Whenever we take the kids to dinner they fight, whine or create a general scene. Scott wanted to take the kids to The Old Spaghetti Factory and I told him to go for it. Even in this loud kid friendly restaurant we've had a ruckus or two. After dinner he called to tell me the kids were absolutely perfect and have never eaten dinner so politely not even at home. So what does this say about me? I must incite the horrible behavior they normally have. What am I going to do about it? I'll let Scott take the kids out often to have dinner without me. Being all alone will be my sacrifice for a happy family. (Evil-LOL)


One Becomes Two

We have teeny tiny starfish crawling all over the glass of our fish tank. We started out with a few and over time they invaded. They are only as big as the diameter of a pink eraser on the end of a pencil. We've always wondered how they multiplied so quickly. I finally caught one becoming two the other day. They just split right in half and grow more legs.
The picture above and the one below are not of the same starfish. They don't change rapidly enough to even see any movement. It seems they know to keep still until we are not looking. This picture below even shows it's tiny feelers as it is dividing. On the lower left of the picture there is a white dot. That's a baby snail. I didn't even see it when I took the picture until I blew it up. The starfish look really spongy but are very crusty and hard.
These are our clown fish. Of course the large one is named Marlin and the smaller is Nemo. I was doing some reading and discovered the largest clown in the group is always the female. The rest are all males. If the female dies then the largest of the remaining males becomes the new female. Ooooh, Aaaah!
These are some of the rest of our fish. We have a scopas tang, the largest one here, a blue hippo tang (Dorie of course). We have some other interesting fish and creatures but they never stop moving and getting a picture is nearly impossible without it being too blurry.

Jamba Juicers


Lala Delma gave us her nice juicer. Scott brought in a 20 pound box of apples, we had some big fat carrots and the kids went to town. We ended up with 4 liters of juice. It was pretty easy and the kids had fun. I caught Clay using his fingers to stuff the apples down inside the machine twice. Good thing his fingers are short. Delma told us her favorite was an apple and carrot combo. She's right it was better than straight apple. Emmie was all business making the juice and Clay ate as many apples as he juiced.

Monday, January 12, 2009

Mr. Clay's Last Wild Ride

This is the ride when Clay called it quits. He was through because it was just too scary. We couldn't figure him out. He is such a dare-devil all the time. All we can figure is if it was his idea to throw himself down a scary hill at top speed he'd be scared but determined to do it again and again. Since it was our idea he was having no part of it.

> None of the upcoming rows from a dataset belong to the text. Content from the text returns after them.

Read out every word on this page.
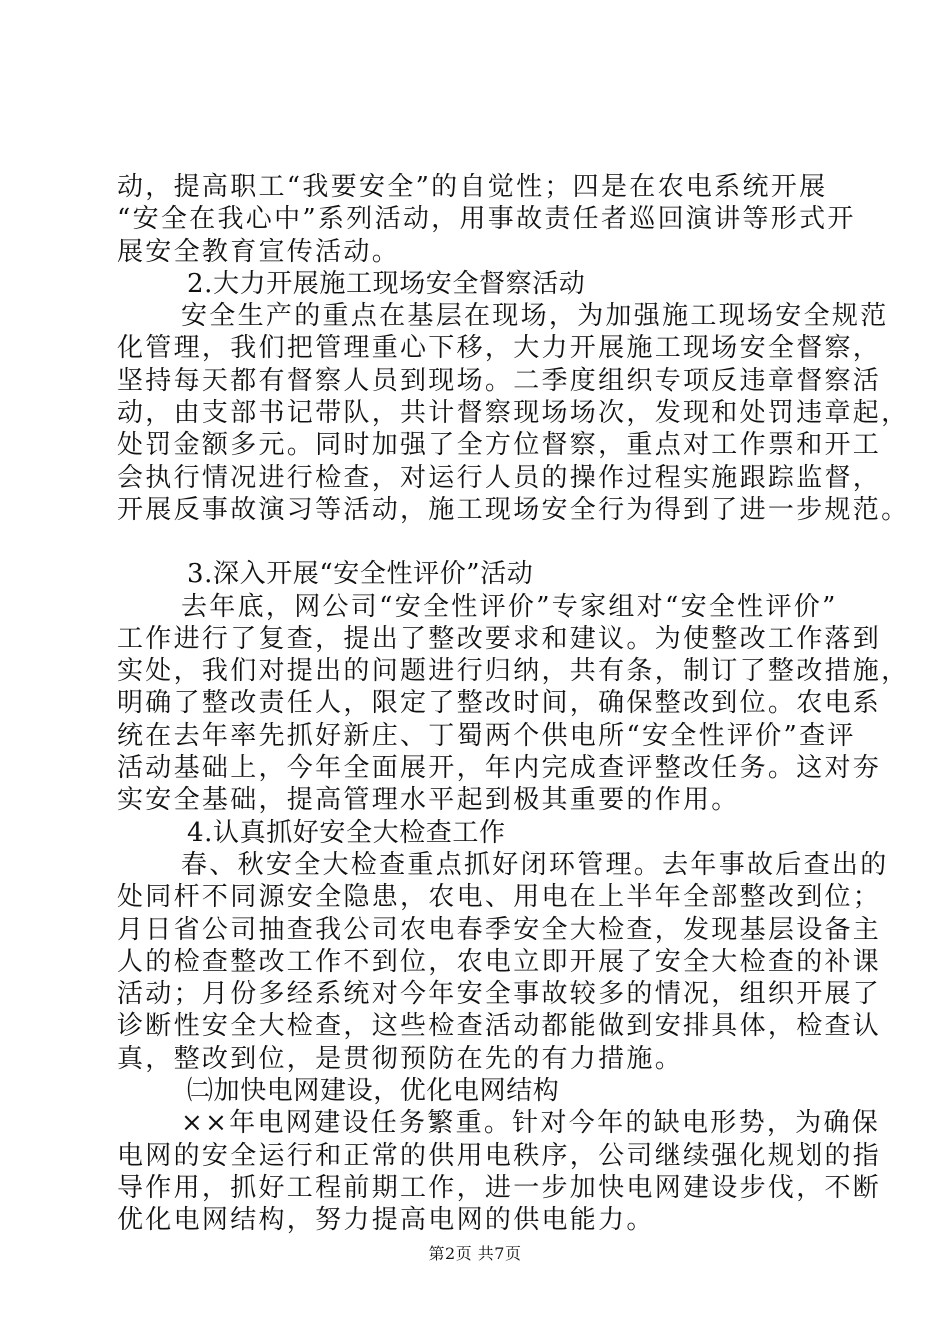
动，提高职工“我要安全”的自觉性；四是在农电系统开展
“安全在我心中”系列活动，用事故责任者巡回演讲等形式开
展安全教育宣传活动。
2.大力开展施工现场安全督察活动
安全生产的重点在基层在现场，为加强施工现场安全规范
化管理，我们把管理重心下移，大力开展施工现场安全督察，
坚持每天都有督察人员到现场。二季度组织专项反违章督察活
动，由支部书记带队，共计督察现场场次，发现和处罚违章起，
处罚金额多元。同时加强了全方位督察，重点对工作票和开工
会执行情况进行检查，对运行人员的操作过程实施跟踪监督，
开展反事故演习等活动，施工现场安全行为得到了进一步规范。
3.深入开展“安全性评价”活动
去年底，网公司“安全性评价”专家组对“安全性评价”
工作进行了复查，提出了整改要求和建议。为使整改工作落到
实处，我们对提出的问题进行归纳，共有条，制订了整改措施，
明确了整改责任人，限定了整改时间，确保整改到位。农电系
统在去年率先抓好新庄、丁蜀两个供电所“安全性评价”查评
活动基础上，今年全面展开，年内完成查评整改任务。这对夯
实安全基础，提高管理水平起到极其重要的作用。
4.认真抓好安全大检查工作
春、秋安全大检查重点抓好闭环管理。去年事故后查出的
处同杆不同源安全隐患，农电、用电在上半年全部整改到位；
月日省公司抽查我公司农电春季安全大检查，发现基层设备主
人的检查整改工作不到位，农电立即开展了安全大检查的补课
活动；月份多经系统对今年安全事故较多的情况，组织开展了
诊断性安全大检查，这些检查活动都能做到安排具体，检查认
真，整改到位，是贯彻预防在先的有力措施。
㈡加快电网建设，优化电网结构
××年电网建设任务繁重。针对今年的缺电形势，为确保
电网的安全运行和正常的供用电秩序，公司继续强化规划的指
导作用，抓好工程前期工作，进一步加快电网建设步伐，不断
优化电网结构，努力提高电网的供电能力。
第2页 共7页
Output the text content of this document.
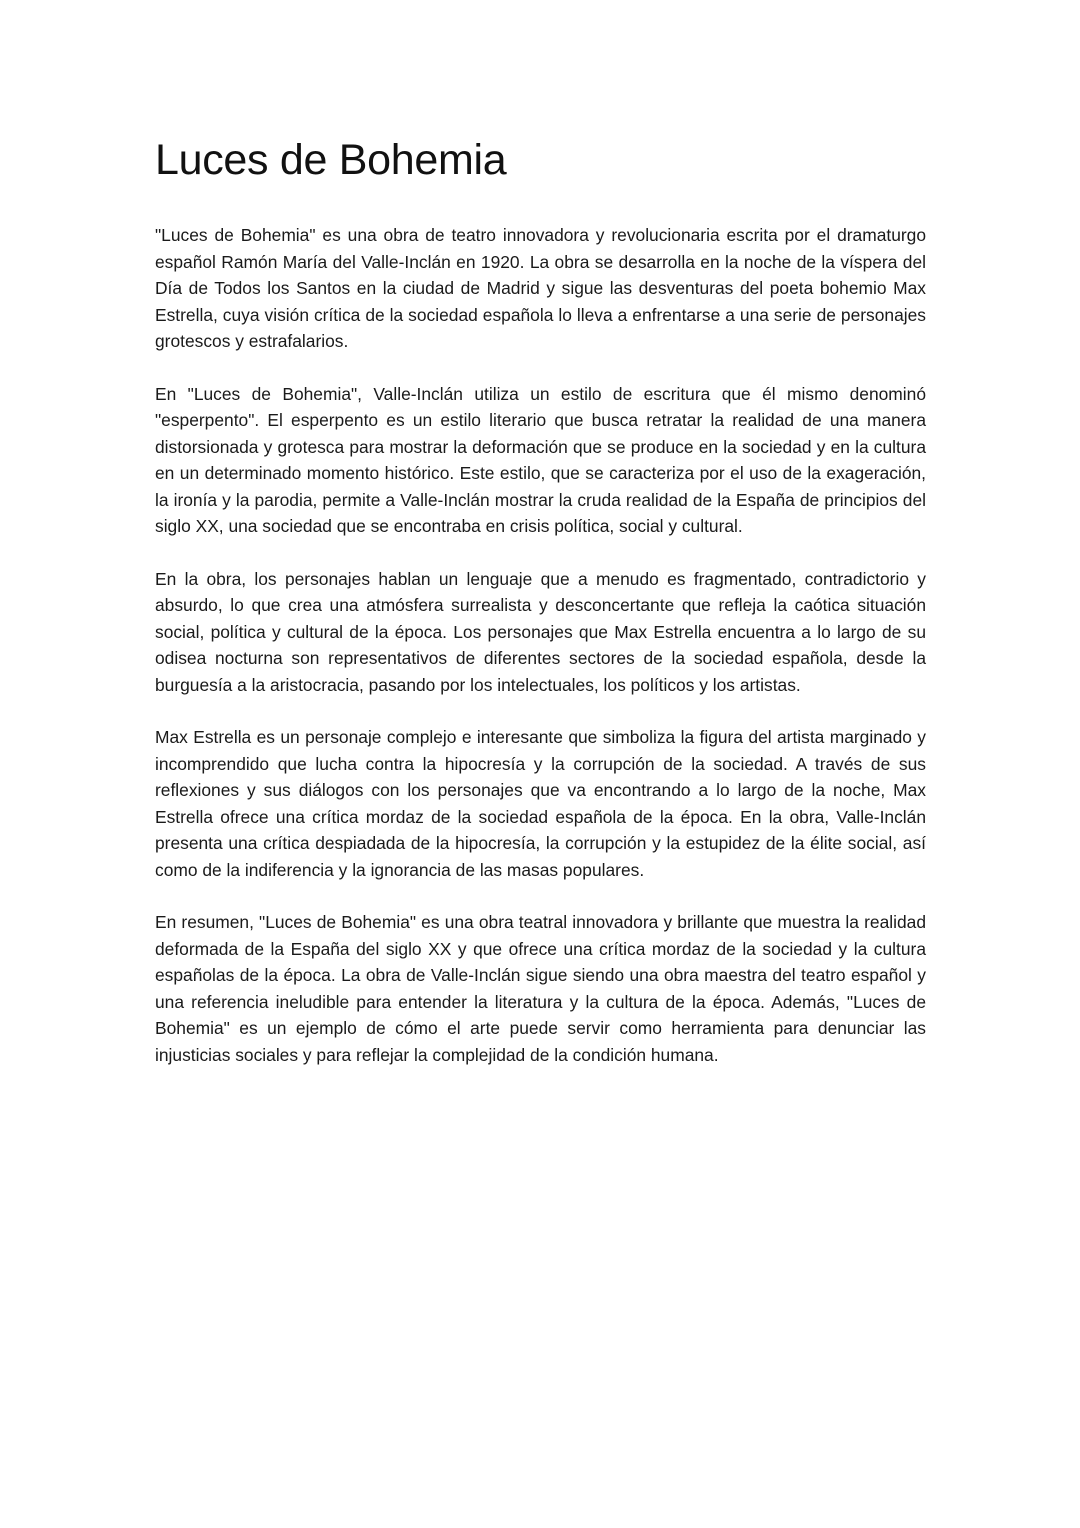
Luces de Bohemia

"Luces de Bohemia" es una obra de teatro innovadora y revolucionaria escrita por el dramaturgo español Ramón María del Valle-Inclán en 1920. La obra se desarrolla en la noche de la víspera del Día de Todos los Santos en la ciudad de Madrid y sigue las desventuras del poeta bohemio Max Estrella, cuya visión crítica de la sociedad española lo lleva a enfrentarse a una serie de personajes grotescos y estrafalarios.

En "Luces de Bohemia", Valle-Inclán utiliza un estilo de escritura que él mismo denominó "esperpento". El esperpento es un estilo literario que busca retratar la realidad de una manera distorsionada y grotesca para mostrar la deformación que se produce en la sociedad y en la cultura en un determinado momento histórico. Este estilo, que se caracteriza por el uso de la exageración, la ironía y la parodia, permite a Valle-Inclán mostrar la cruda realidad de la España de principios del siglo XX, una sociedad que se encontraba en crisis política, social y cultural.

En la obra, los personajes hablan un lenguaje que a menudo es fragmentado, contradictorio y absurdo, lo que crea una atmósfera surrealista y desconcertante que refleja la caótica situación social, política y cultural de la época. Los personajes que Max Estrella encuentra a lo largo de su odisea nocturna son representativos de diferentes sectores de la sociedad española, desde la burguesía a la aristocracia, pasando por los intelectuales, los políticos y los artistas.

Max Estrella es un personaje complejo e interesante que simboliza la figura del artista marginado y incomprendido que lucha contra la hipocresía y la corrupción de la sociedad. A través de sus reflexiones y sus diálogos con los personajes que va encontrando a lo largo de la noche, Max Estrella ofrece una crítica mordaz de la sociedad española de la época. En la obra, Valle-Inclán presenta una crítica despiadada de la hipocresía, la corrupción y la estupidez de la élite social, así como de la indiferencia y la ignorancia de las masas populares.

En resumen, "Luces de Bohemia" es una obra teatral innovadora y brillante que muestra la realidad deformada de la España del siglo XX y que ofrece una crítica mordaz de la sociedad y la cultura españolas de la época. La obra de Valle-Inclán sigue siendo una obra maestra del teatro español y una referencia ineludible para entender la literatura y la cultura de la época. Además, "Luces de Bohemia" es un ejemplo de cómo el arte puede servir como herramienta para denunciar las injusticias sociales y para reflejar la complejidad de la condición humana.
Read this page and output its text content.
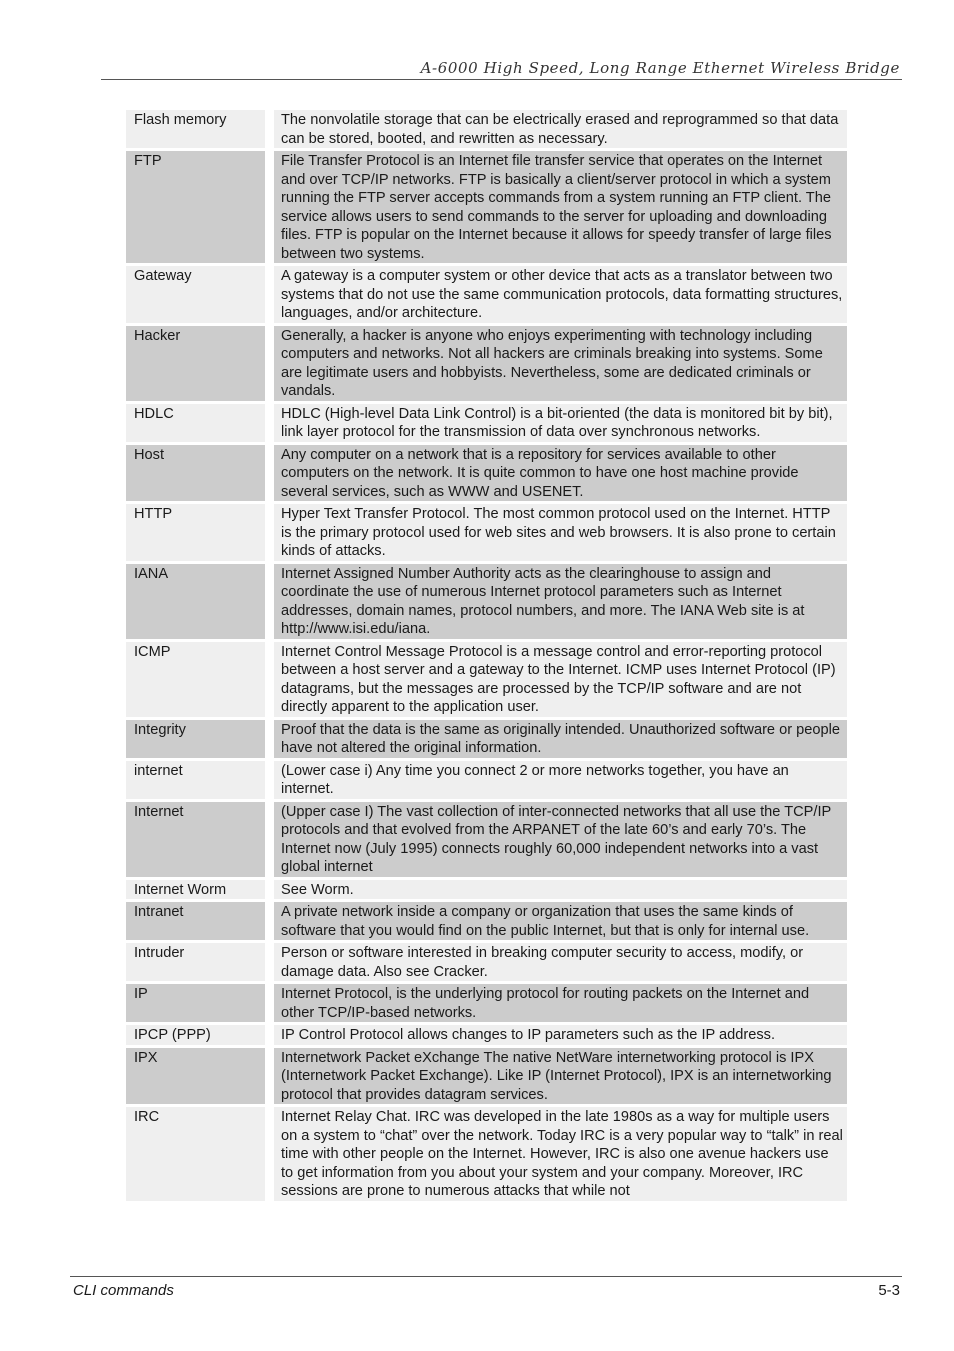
A-6000 High Speed, Long Range Ethernet Wireless Bridge
Flash memory	The nonvolatile storage that can be electrically erased and reprogrammed so that data can be stored, booted, and rewritten as necessary.
FTP	File Transfer Protocol is an Internet file transfer service that operates on the Internet and over TCP/IP networks. FTP is basically a client/server protocol in which a system running the FTP server accepts commands from a system running an FTP client. The service allows users to send commands to the server for uploading and downloading files. FTP is popular on the Internet because it allows for speedy transfer of large files between two systems.
Gateway	A gateway is a computer system or other device that acts as a translator between two systems that do not use the same communication protocols, data formatting structures, languages, and/or architecture.
Hacker	Generally, a hacker is anyone who enjoys experimenting with technology including computers and networks. Not all hackers are criminals breaking into systems. Some are legitimate users and hobbyists. Nevertheless, some are dedicated criminals or vandals.
HDLC	HDLC (High-level Data Link Control) is a bit-oriented (the data is monitored bit by bit), link layer protocol for the transmission of data over synchronous networks.
Host	Any computer on a network that is a repository for services available to other computers on the network. It is quite common to have one host machine provide several services, such as WWW and USENET.
HTTP	Hyper Text Transfer Protocol. The most common protocol used on the Internet. HTTP is the primary protocol used for web sites and web browsers. It is also prone to certain kinds of attacks.
IANA	Internet Assigned Number Authority acts as the clearinghouse to assign and coordinate the use of numerous Internet protocol parameters such as Internet addresses, domain names, protocol numbers, and more. The IANA Web site is at http://www.isi.edu/iana.
ICMP	Internet Control Message Protocol is a message control and error-reporting protocol between a host server and a gateway to the Internet. ICMP uses Internet Protocol (IP) datagrams, but the messages are processed by the TCP/IP software and are not directly apparent to the application user.
Integrity	Proof that the data is the same as originally intended. Unauthorized software or people have not altered the original information.
internet	(Lower case i) Any time you connect 2 or more networks together, you have an internet.
Internet	(Upper case I) The vast collection of inter-connected networks that all use the TCP/IP protocols and that evolved from the ARPANET of the late 60’s and early 70’s. The Internet now (July 1995) connects roughly 60,000 independent networks into a vast global internet
Internet Worm	See Worm.
Intranet	A private network inside a company or organization that uses the same kinds of software that you would find on the public Internet, but that is only for internal use.
Intruder	Person or software interested in breaking computer security to access, modify, or damage data. Also see Cracker.
IP	Internet Protocol, is the underlying protocol for routing packets on the Internet and other TCP/IP-based networks.
IPCP (PPP)	IP Control Protocol allows changes to IP parameters such as the IP address.
IPX	Internetwork Packet eXchange The native NetWare internetworking protocol is IPX (Internetwork Packet Exchange). Like IP (Internet Protocol), IPX is an internetworking protocol that provides datagram services.
IRC	Internet Relay Chat. IRC was developed in the late 1980s as a way for multiple users on a system to “chat” over the network. Today IRC is a very popular way to “talk” in real time with other people on the Internet. However, IRC is also one avenue hackers use to get information from you about your system and your company. Moreover, IRC sessions are prone to numerous attacks that while not
CLI commands	5-3
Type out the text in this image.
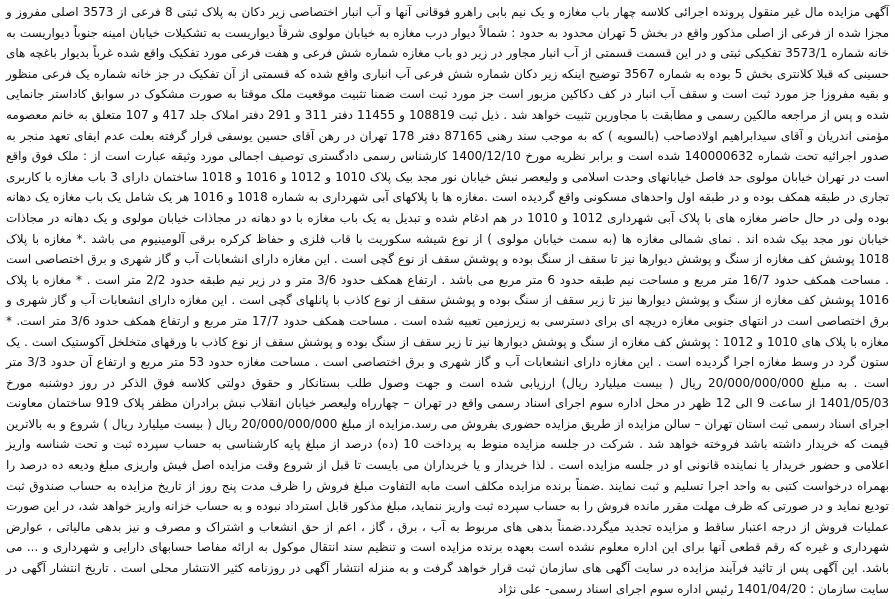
آگهی مزایده مال غیر منقول پرونده اجرائی کلاسه چهار باب مغازه و یک نیم بابی راهرو فوقانی آنها و آب انبار اختصاصی زیر دکان به پلاک ثبتی 8 فرعی از 3573 اصلی مفروز و مجزا شده از فرعی از اصلی مذکور واقع در بخش 5 تهران محدود به حدود : شمالاً دیوار درب مغازه به خیابان مولوی شرقاً دیواریست به تشکیلات خیابان امینه جنوباً دیواریست به خانه شماره 3573/1 تفکیکی ثبتی و در این قسمت قسمتی از آب انبار مجاور در زیر دو باب مغازه شماره شش فرعی و هفت فرعی مورد تفکیک واقع شده غرباً بدیوار باغچه های حسینی که قبلا کلانتری بخش 5 بوده به شماره 3567 توضیح اینکه زیر دکان شماره شش فرعی آب انباری واقع شده که قسمتی از آن تفکیک در جز خانه شماره یک فرعی منظور و بقیه مفروزا جز مورد ثبت است و سقف آب انبار در کف دکاکین مزبور است جز مورد ثبت است ضمنا تثبیت موقعیت ملک موقتا به صورت مشکوک در سوابق کاداستر جانمایی شده و پس از مراجعه مالکین رسمی و مطابقت با مجاورین تثبیت خواهد شد . ذیل ثبت 108819 و 11455 دفتر 311 و 291 دفتر املاک جلد 417 و 107 متعلق به خانم معصومه مؤمنی اندریان و آقای سیدابراهیم اولادصاحب (بالسویه ) که به موجب سند رهنی 87165 دفتر 178 تهران در رهن آقای حسین یوسفی قرار گرفته بعلت عدم ایفای تعهد منجر به صدور اجرائیه تحت شماره 140000632 شده است و برابر نظریه مورخ 1400/12/10 کارشناس رسمی دادگستری توصیف اجمالی مورد وثیقه عبارت است از : ملک فوق واقع است در تهران خیابان مولوی حد فاصل خیابانهای وحدت اسلامی و ولیعصر نبش خیابان نور مجد بیک پلاک 1010 و 1012 و 1016 و 1018 ساختمان دارای 3 باب مغازه با کاربری تجاری در طبقه همکف بوده و در طبقه اول واحدهای مسکونی واقع گردیده است .مغازه ها با پلاکهای آبی شهرداری به شماره 1018 و 1016 هر یک شامل یک باب مغازه یک دهانه بوده ولی در حال حاضر مغازه های با پلاک آبی شهرداری 1012 و 1010 در هم ادغام شده و تبدیل به یک باب مغازه با دو دهانه در مجاذات خیابان مولوی و یک دهانه در مجاذات خیابان نور مجد بیک شده اند . نمای شمالی مغازه ها (به سمت خیابان مولوی ) از نوع شیشه سکوریت با قاب فلزی و حفاظ کرکره برقی آلومینیوم می باشد .* مغازه با پلاک 1018 پوشش کف مغازه از سنگ و پوشش دیوارها نیز تا سقف از سنگ بوده و پوشش سقف از نوع گچی است . این مغازه دارای انشعابات آب و گاز شهری و برق اختصاصی است . مساحت همکف حدود 16/7 متر مربع و مساحت نیم طبقه حدود 6 متر مربع می باشد . ارتفاع همکف حدود 3/6 متر و در زیر نیم طبقه حدود 2/2 متر است . * مغازه با پلاک 1016 پوشش کف مغازه از سنگ و پوشش دیوارها نیز تا زیر سقف از سنگ بوده و پوشش سقف از نوع کاذب با پانلهای گچی است . این مغازه دارای انشعابات آب و گاز شهری و برق اختصاصی است در انتهای جنوبی مغازه دریچه ای برای دسترسی به زیرزمین تعبیه شده است . مساحت همکف حدود 17/7 متر مربع و ارتفاع همکف حدود 3/6 متر است. * مغازه با پلاک های 1010 و 1012 : پوشش کف مغازه از سنگ و پوشش دیوارها نیز تا زیر سقف از سنگ بوده و پوشش سقف از نوع کاذب با ورقهای متخلخل آکوستیک است . یک ستون گرد در وسط مغازه اجرا گردیده است . این مغازه دارای انشعابات آب و گاز شهری و برق اختصاصی است . مساحت مغازه حدود 53 متر مربع و ارتفاع آن حدود 3/3 متر است . به مبلغ 20/000/000/000 ریال ( بیست میلیارد ریال) ارزیابی شده است و جهت وصول طلب بستانکار و حقوق دولتی کلاسه فوق الذکر در روز دوشنبه مورخ 1401/05/03 از ساعت 9 الی 12 ظهر در محل اداره سوم اجرای اسناد رسمی واقع در تهران – چهارراه ولیعصر خیابان انقلاب نبش برادران مظفر پلاک 919 ساختمان معاونت اجرای اسناد رسمی ثبت استان تهران – سالن مزایده از طریق مزایده حضوری بفروش می رسد.مزایده از مبلغ 20/000/000/000 ریال ( بیست میلیارد ریال ) شروع و به بالاترین قیمت که خریدار داشته باشد فروخته خواهد شد . شرکت در جلسه مزایده منوط به پرداخت 10 (ده) درصد از مبلغ پایه کارشناسی به حساب سپرده ثبت و تحت شناسه واریز اعلامی و حضور خریدار یا نماینده قانونی او در جلسه مزایده است . لذا خریدار و یا خریداران می بایست تا قبل از شروع وقت مزایده اصل فیش واریزی مبلغ ودیعه ده درصد را بهمراه درخواست کتبی به واحد اجرا تسلیم و ثبت نمایند .ضمناً برنده مزایده مکلف است مابه التفاوت مبلغ فروش را ظرف مدت پنج روز از تاریخ مزایده به حساب صندوق ثبت تودیع نماید و در صورتی که ظرف مهلت مقرر مانده فروش را به حساب سپرده ثبت واریز ننماید، مبلغ مذکور قابل استرداد نبوده و به حساب خزانه واریز خواهد شد، در این صورت عملیات فروش از درجه اعتبار ساقط و مزایده تجدید میگردد.ضمناً بدهی های مربوط به آب ، برق ، گاز ، اعم از حق انشعاب و اشتراک و مصرف و نیز بدهی مالیاتی ، عوارض شهرداری و غیره که رقم قطعی آنها برای این اداره معلوم نشده است بعهده برنده مزایده است و تنظیم سند انتقال موکول به ارائه مفاصا حسابهای دارایی و شهرداری و ... می باشد. این آگهی پس از تائید فرآیند مزایده در سایت آگهی های سازمان ثبت قرار خواهد گرفت و به منزله انتشار آگهی در روزنامه کثیر الانتشار محلی است . تاریخ انتشار آگهی در سایت سازمان : 1401/04/20 رئیس اداره سوم اجرای اسناد رسمی- علی نژاد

Sledding as Seen through Annie's Eyes

I videoed my first trip down the hill. It was a little faster than I thought it would be and it ended hard. There were some good spins towards the bottom.

Woah Dad!

Scott took off down the sled run he had dug out while we watched from below. He was doing fine until he sailed over one of the moguls at the bottom and slammed his head back against the hard packed ice. He laid still at the bottom when he finally came to a halt to catch his breath. Clay watched and said, "Oh, Dad must be dead because he's not moving." I told Clay he better run down and take a picture of dad and make sure he was really dead. Of course Clay wasn't at all worried about his dad being dead. The kids have already informed us Scott will of course be the first to die in our family because he's the oldest (AS FAR AS THEY KNOW!). Death is such a nothing to them right now. They know you go to be with Jesus and you don't come back and that's as far as they think about it. Clay took these pictures and to his surprise Dad wasn't dead after all. Phew, we still had a ride home! Actually we almost didn't have a ride home. Scott went into his, no longer, zippered pocket to retrieve the car keys and they weren't there. After a moment of panic from Scott and an equally long moment of disgust from the rest of us Scott found the keys in his gators cinched down around his boot. The disgust was mostly on my part because this wasn't the first time Scott had nearly lost the keys on a trip out to the middle of no where and probably not the last.

Snow Day

We had a great day in the snow! We drove a little over half an hour up the road to Omo Ranch and went sledding. It was too crowded for our wild children so we found our own hill on the north side. The snow was crisp and fast. Scott had a hard time digging in a good run because the snow was so hard. At the bottom there were many moguls that sent us flying. Emmie was a good sport and never complained when I landed on top of her. Once she was thrown forward and was snagged out of the air with the tow rope around her waist. The moguls at the bottom were so slick and icy they were perfect for the kids. They sat down and slid down one after the other on their rumps. Clay enjoyed that but he didn't want to ride in the sled. No broken bones, bruises, scrapes or frostbite! What a great day!